En rentrant chez lui, Marcel trouve un paquet : ce sont des prospectus concernant le Canada, envoyés par Serge, le Canadien avec qui il avait parlementé aux Tuileries, dont la courte lettre le ravit. Claudine serait là, elle lui dirait : "Je me demande comment tu te débrouilles!". Il fout les prospectus à la poubelle et il garde la lettre.
Les soirées commencent à fraîchir. Rue du Baillage, une espèce d'huluberlu le croise, les yeux hébétés. Il n'a pas l'air très malin, et il mettra bien une demi-heure à tourner en rond autour de lui avant de lui adresser la parole -chose que Marcel aurait faite tout de suite si le mec lui avait plu. Dans sa voiture, comme il n'a pas du tout envie de lui, il lui demande de le laisser à la gare. Mais l'homme l'invite à prendre un pot. Ok! Levons le coude ensemble! Ils se retrouvent place du Vieux Marché où le mec commande une douzaine d'huitres! Marcel sirote sa bière en le regardant manger et en l'écoutant raconter sa vie. Finalement, peut-être sous l'effet d'une vague ivresse due à la bière ou à l'odeur des huitres, Marcel l'emmène chez lui et ils font l'amour. Il s'appelle Alain, il est pilote, il n'est pas con du tout, il aime plaisanter, il baise bien et il est tout à fait oubliable, une fois la porte franchie.
Mercredi 15.
Hier soir, deux (ou trois?) petits merdeux sont venus coucher dans la chambre à côté de la sienne. Ils se sont bagarrés et ils ont dégueulé dans le couloir. La propriétaire en parle à Marcel ce soir, alors qu'il revient du boulot.
Vers 21h Marcel est à la gare où il voit débarquer Bernard. Il revient d'Orléans et très excité, il l'interprelle : "Tiens! T'es là, la tapineuse?". Marcel est choqué : "Moi je veux bien que tu m'appelles la Tapineuse, mais toi, comment il faut que je t'appelle : la Grande Pute?". Bernard rigole et lui demande s'il a vu quelque chose d'intéressant dans le coin.
Marcel : Oui, j'ai repéré un mec dans une bagnole.
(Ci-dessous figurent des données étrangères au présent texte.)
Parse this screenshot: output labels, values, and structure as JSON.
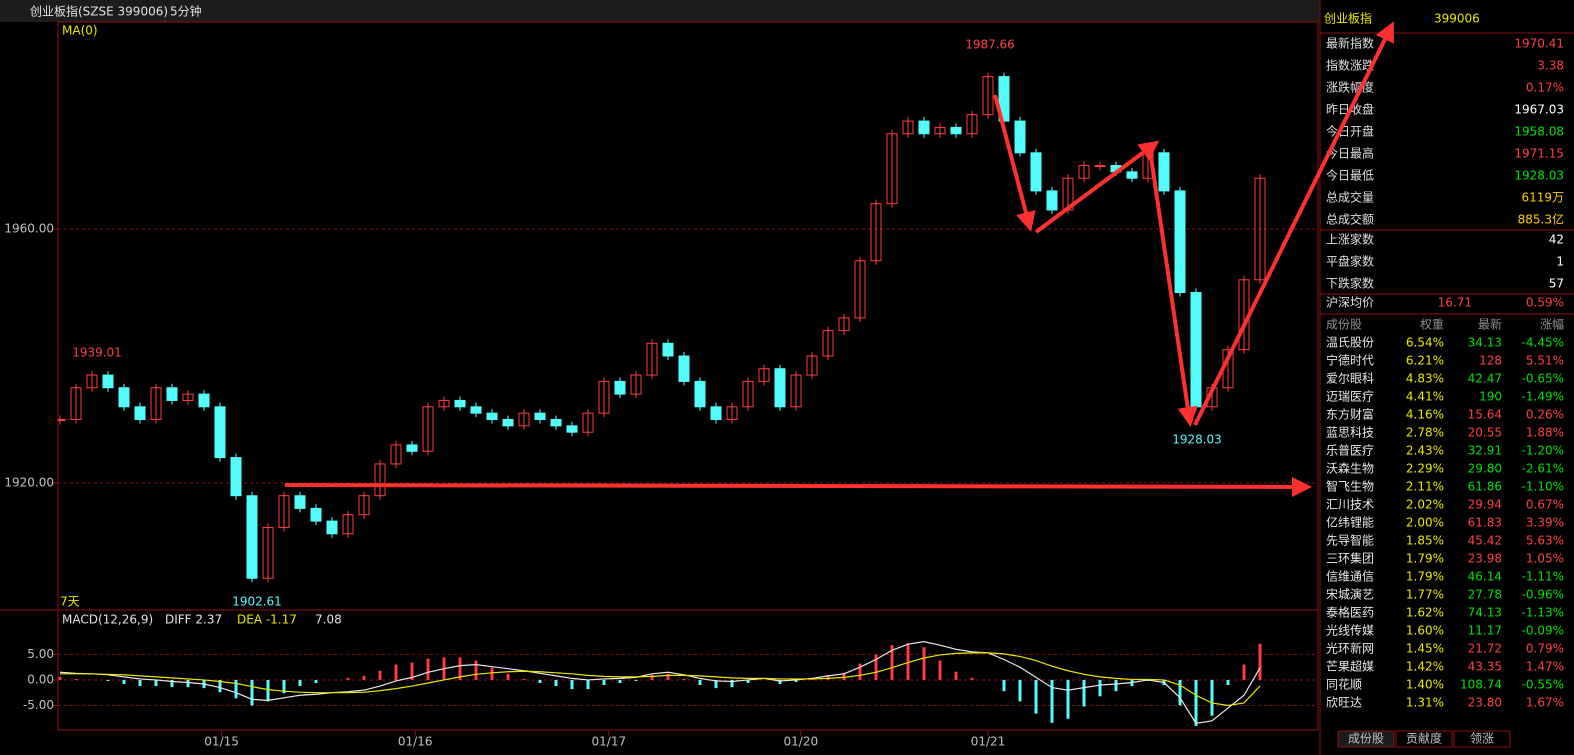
{
  "header": {
    "title": "创业板指(SZSE 399006)",
    "period": "5分钟"
  },
  "chart_data": [
    {
      "type": "candle",
      "indicator": "MA(0)",
      "range_label": "7天",
      "annotations": [
        "1987.66",
        "1939.01",
        "1902.61",
        "1928.03"
      ],
      "x": [
        0,
        1,
        2,
        3,
        4,
        5,
        6,
        7,
        8,
        9,
        10,
        11,
        12,
        13,
        14,
        15,
        16,
        17,
        18,
        19,
        20,
        21,
        22,
        23,
        24,
        25,
        26,
        27,
        28,
        29,
        30,
        31,
        32,
        33,
        34,
        35,
        36,
        37,
        38,
        39,
        40,
        41,
        42,
        43,
        44,
        45,
        46,
        47,
        48,
        49,
        50,
        51,
        52,
        53,
        54,
        55,
        56,
        57,
        58,
        59,
        60,
        61,
        62,
        63,
        64,
        65,
        66,
        67,
        68,
        69,
        70,
        71,
        72,
        73,
        74,
        75
      ],
      "values": [
        1930,
        1935,
        1937,
        1935,
        1932,
        1930,
        1935,
        1933,
        1934,
        1932,
        1924,
        1918,
        1905,
        1913,
        1918,
        1916,
        1914,
        1912,
        1915,
        1918,
        1923,
        1926,
        1925,
        1932,
        1933,
        1932,
        1931,
        1930,
        1929,
        1931,
        1930,
        1929,
        1928,
        1931,
        1936,
        1934,
        1937,
        1942,
        1940,
        1936,
        1932,
        1930,
        1932,
        1936,
        1938,
        1932,
        1937,
        1940,
        1944,
        1946,
        1955,
        1964,
        1975,
        1977,
        1975,
        1976,
        1975,
        1978,
        1984,
        1977,
        1972,
        1966,
        1963,
        1968,
        1970,
        1970,
        1969,
        1968,
        1972,
        1966,
        1950,
        1932,
        1935,
        1941,
        1952,
        1968
      ],
      "up_color": "#ff3c3c",
      "down_color": "#54fcfc",
      "xlim": [
        -0.125,
        78.625
      ],
      "ylim": [
        1900,
        1992.6
      ],
      "xticks": [
        {
          "value": 10.1,
          "label": "01/15"
        },
        {
          "value": 22.2,
          "label": "01/16"
        },
        {
          "value": 34.3,
          "label": "01/17"
        },
        {
          "value": 46.3,
          "label": "01/20"
        },
        {
          "value": 58.0,
          "label": "01/21"
        }
      ],
      "yticks": [
        {
          "value": 1920,
          "label": "1920.00"
        },
        {
          "value": 1960,
          "label": "1960.00"
        }
      ],
      "grid": true
    },
    {
      "type": "macd",
      "title": "MACD(12,26,9)",
      "diff_label": "DIFF 2.37",
      "dea_label": "DEA -1.17",
      "macd_label": "7.08",
      "x": [
        0,
        1,
        2,
        3,
        4,
        5,
        6,
        7,
        8,
        9,
        10,
        11,
        12,
        13,
        14,
        15,
        16,
        17,
        18,
        19,
        20,
        21,
        22,
        23,
        24,
        25,
        26,
        27,
        28,
        29,
        30,
        31,
        32,
        33,
        34,
        35,
        36,
        37,
        38,
        39,
        40,
        41,
        42,
        43,
        44,
        45,
        46,
        47,
        48,
        49,
        50,
        51,
        52,
        53,
        54,
        55,
        56,
        57,
        58,
        59,
        60,
        61,
        62,
        63,
        64,
        65,
        66,
        67,
        68,
        69,
        70,
        71,
        72,
        73,
        74,
        75
      ],
      "series": [
        {
          "name": "DIFF",
          "color": "#e8e8e8",
          "values": [
            1.5,
            1.3,
            1.2,
            1.0,
            0.6,
            0.2,
            0,
            -0.3,
            -0.5,
            -0.8,
            -1.5,
            -2.5,
            -3.8,
            -4.0,
            -3.5,
            -3.0,
            -2.8,
            -2.5,
            -2.3,
            -2,
            -1.2,
            -0.2,
            0.5,
            1.5,
            2.2,
            2.8,
            3,
            2.6,
            2.2,
            1.8,
            1.3,
            0.8,
            0.3,
            0,
            0.2,
            0.3,
            0.5,
            1.2,
            1.5,
            1.0,
            0.3,
            -0.2,
            -0.3,
            0,
            0.3,
            -0.2,
            0,
            0.3,
            0.8,
            1.2,
            2.5,
            4,
            5.8,
            7,
            7.5,
            6.8,
            6,
            5.5,
            5.3,
            4,
            2.5,
            0.5,
            -1.5,
            -2,
            -1.5,
            -1,
            -0.8,
            -0.5,
            0,
            -0.5,
            -3.5,
            -8.5,
            -8,
            -5.5,
            -3,
            2.37
          ]
        },
        {
          "name": "DEA",
          "color": "#e8e800",
          "values": [
            1.2,
            1.2,
            1.2,
            1.1,
            1.0,
            0.8,
            0.6,
            0.4,
            0.2,
            0,
            -0.3,
            -0.7,
            -1.3,
            -1.9,
            -2.2,
            -2.4,
            -2.5,
            -2.5,
            -2.5,
            -2.4,
            -2.1,
            -1.7,
            -1.2,
            -0.6,
            0,
            0.6,
            1.1,
            1.4,
            1.6,
            1.7,
            1.6,
            1.4,
            1.2,
            0.9,
            0.7,
            0.6,
            0.6,
            0.7,
            0.9,
            0.9,
            0.8,
            0.6,
            0.4,
            0.3,
            0.3,
            0.2,
            0.2,
            0.2,
            0.3,
            0.5,
            0.9,
            1.5,
            2.4,
            3.4,
            4.3,
            4.9,
            5.2,
            5.3,
            5.3,
            5.1,
            4.6,
            3.8,
            2.7,
            1.8,
            1.1,
            0.6,
            0.3,
            0.1,
            0.1,
            0,
            -1,
            -3,
            -4.5,
            -5,
            -4.5,
            -1.17
          ]
        }
      ],
      "histogram": [
        0.6,
        0.2,
        0,
        -0.2,
        -0.8,
        -1.2,
        -1.2,
        -1.4,
        -1.4,
        -1.6,
        -2.4,
        -3.6,
        -5.0,
        -4.2,
        -2.6,
        -1.2,
        -0.6,
        0,
        0.4,
        0.8,
        1.8,
        3.0,
        3.4,
        4.2,
        4.4,
        4.4,
        3.8,
        2.4,
        1.2,
        0.2,
        -0.6,
        -1.2,
        -1.8,
        -1.8,
        -1.0,
        -0.6,
        -0.2,
        1.0,
        1.2,
        0.2,
        -1.0,
        -1.6,
        -1.4,
        -0.6,
        0,
        -0.8,
        -0.4,
        0.2,
        1.0,
        1.4,
        3.2,
        5.0,
        6.8,
        7.2,
        6.4,
        3.8,
        1.6,
        0.4,
        0,
        -2.2,
        -4.2,
        -6.6,
        -8.4,
        -7.6,
        -5.2,
        -3.2,
        -2.2,
        -1.2,
        -0.2,
        -1.0,
        -5.0,
        -9.0,
        -7.0,
        -1.0,
        3.0,
        7.08
      ],
      "up_color": "#ff3c3c",
      "down_color": "#54fcfc",
      "xlim": [
        -0.125,
        78.625
      ],
      "ylim": [
        -9.8,
        13.3
      ],
      "yticks": [
        {
          "value": -5,
          "label": "-5.00"
        },
        {
          "value": 0,
          "label": "0.00"
        },
        {
          "value": 5,
          "label": "5.00"
        }
      ],
      "grid": true
    }
  ],
  "quote": {
    "name": "创业板指",
    "code": "399006",
    "rows": [
      {
        "label": "最新指数",
        "value": "1970.41",
        "color": "#ff4040"
      },
      {
        "label": "指数涨跌",
        "value": "3.38",
        "color": "#ff4040"
      },
      {
        "label": "涨跌幅度",
        "value": "0.17%",
        "color": "#ff4040"
      },
      {
        "label": "昨日收盘",
        "value": "1967.03",
        "color": "#ffffff"
      },
      {
        "label": "今日开盘",
        "value": "1958.08",
        "color": "#00e000"
      },
      {
        "label": "今日最高",
        "value": "1971.15",
        "color": "#ff4040"
      },
      {
        "label": "今日最低",
        "value": "1928.03",
        "color": "#00e000"
      },
      {
        "label": "总成交量",
        "value": "6119万",
        "color": "#ffcc00"
      },
      {
        "label": "总成交额",
        "value": "885.3亿",
        "color": "#ffcc00"
      }
    ],
    "breadth": [
      {
        "label": "上涨家数",
        "value": "42"
      },
      {
        "label": "平盘家数",
        "value": "1"
      },
      {
        "label": "下跌家数",
        "value": "57"
      }
    ],
    "avg": {
      "label": "沪深均价",
      "price": "16.71",
      "change": "0.59%"
    }
  },
  "constituents": {
    "headers": [
      "成份股",
      "权重",
      "最新",
      "涨幅"
    ],
    "rows": [
      [
        "温氏股份",
        "6.54%",
        "34.13",
        "-4.45%"
      ],
      [
        "宁德时代",
        "6.21%",
        "128",
        "5.51%"
      ],
      [
        "爱尔眼科",
        "4.83%",
        "42.47",
        "-0.65%"
      ],
      [
        "迈瑞医疗",
        "4.41%",
        "190",
        "-1.49%"
      ],
      [
        "东方财富",
        "4.16%",
        "15.64",
        "0.26%"
      ],
      [
        "蓝思科技",
        "2.78%",
        "20.55",
        "1.88%"
      ],
      [
        "乐普医疗",
        "2.43%",
        "32.91",
        "-1.20%"
      ],
      [
        "沃森生物",
        "2.29%",
        "29.80",
        "-2.61%"
      ],
      [
        "智飞生物",
        "2.11%",
        "61.86",
        "-1.10%"
      ],
      [
        "汇川技术",
        "2.02%",
        "29.94",
        "0.67%"
      ],
      [
        "亿纬锂能",
        "2.00%",
        "61.83",
        "3.39%"
      ],
      [
        "先导智能",
        "1.85%",
        "45.42",
        "5.63%"
      ],
      [
        "三环集团",
        "1.79%",
        "23.98",
        "1.05%"
      ],
      [
        "信维通信",
        "1.79%",
        "46.14",
        "-1.11%"
      ],
      [
        "宋城演艺",
        "1.77%",
        "27.78",
        "-0.96%"
      ],
      [
        "泰格医药",
        "1.62%",
        "74.13",
        "-1.13%"
      ],
      [
        "光线传媒",
        "1.60%",
        "11.17",
        "-0.09%"
      ],
      [
        "光环新网",
        "1.45%",
        "21.72",
        "0.79%"
      ],
      [
        "芒果超媒",
        "1.42%",
        "43.35",
        "1.47%"
      ],
      [
        "同花顺",
        "1.40%",
        "108.74",
        "-0.55%"
      ],
      [
        "欣旺达",
        "1.31%",
        "23.80",
        "1.67%"
      ]
    ]
  },
  "tabs": [
    "成份股",
    "贡献度",
    "领涨"
  ]
}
Bernard : Attends! Tu vas voir!
Marcel attend mais ne voit rien venir. Bernard fait tout un cinéma : il monte dans sa bagnole, va se garer à côté de celle du mec, descend, va aux tasses...le mec ne bronche pas. Il en est pour ses frais, remonte dans sa chiotte et se barre, pas content. A peine est-il parti que le mec fait signe à Marcel de venir le rejoindre. Il le fait monter dans sa voiture. Ils vont rue des Sapins et passent la nuit ensemble. Il s'appelle Dominique et il a des couilles superbes. Le matin, Marcel le réveille en mettant sa main froide sur ses couilles chaudes. "J'ai bien dormi" dit Dominique. "Tant mieux pour toi" répond Marcel.